If you need to roll your own for some reason there are a lot of techniques or strategies you can use. You are largely on the right track with what you've outlined. You're missing a few important details though.
Since the camera is stationary, keep a record of the last N frames as your "background" image. Average them all.
http://opencv.willowgarage.com/documentation/cpp/imgproc_motion_analysis_and_object_tracking.html
Subtract the background from the current image.
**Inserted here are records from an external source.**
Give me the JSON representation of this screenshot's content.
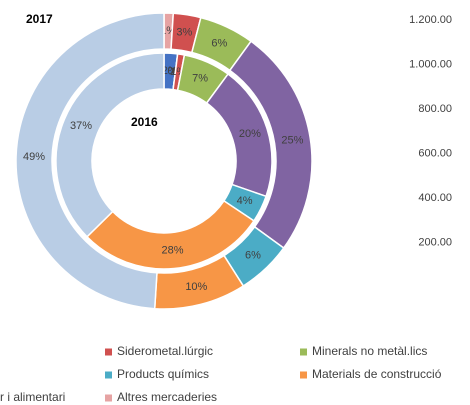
{
  "chart_data": [
    {
      "type": "pie",
      "categories": [
        "r i alimentari",
        "Altres mercaderies",
        "Siderometal.lúrgic",
        "Minerals no metàl.lics",
        null,
        "Products químics",
        "Materials de construcció",
        null
      ],
      "colors": [
        "#4472c4",
        "#e6a3a3",
        "#d0504f",
        "#9bbb59",
        "#8064a2",
        "#4bacc6",
        "#f79646",
        "#b9cde5"
      ],
      "series": [
        {
          "name": "2016",
          "values": [
            2,
            0,
            1,
            7,
            20,
            4,
            28,
            37
          ],
          "value_labels": [
            "2%",
            "0%",
            "1%",
            "7%",
            "20%",
            "4%",
            "28%",
            "37%"
          ]
        },
        {
          "name": "2017",
          "values": [
            0,
            1,
            3,
            6,
            25,
            6,
            10,
            49
          ],
          "value_labels": [
            "0%",
            "1%",
            "3%",
            "6%",
            "25%",
            "6%",
            "10%",
            "49%"
          ]
        }
      ]
    },
    {
      "type": "bar",
      "ylim": [
        0,
        1200
      ],
      "yticks": [
        {
          "value": 200,
          "label": "200.00"
        },
        {
          "value": 400,
          "label": "400.00"
        },
        {
          "value": 600,
          "label": "600.00"
        },
        {
          "value": 800,
          "label": "800.00"
        },
        {
          "value": 1000,
          "label": "1.000.00"
        },
        {
          "value": 1200,
          "label": "1.200.00"
        }
      ]
    }
  ]
}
What you're left with we'll call the foreground.
http://opencv.willowgarage.com/documentation/cpp/core_operations_on_arrays.html#cv-absdiff
Optionally perform dilation or erosion (or both) to remove noise or join nearly connection regions.
http://opencv.willowgarage.com/documentation/image_filtering.html#dilate
Threshold the foreground image to determine what's important and what's not.
http://docs.opencv.org/doc/tutorials/imgproc/threshold/threshold.html
Optionally use the findContours function to get a description of what's "moved"
http://docs.opencv.org/doc/tutorials/imgproc/shapedescriptors/find_contours/find_contours.html
Once you have the contours you can also find the bounding rectangles if that's more what you're going for.
This will not be perfect and when debugging or optimizing you have to show output after every step to figure out what's working right and what isn't. Spend some time building the infrastructure to make that easier. Once you have source data and most of a working pipeline tuning to get the results you want is quite doable.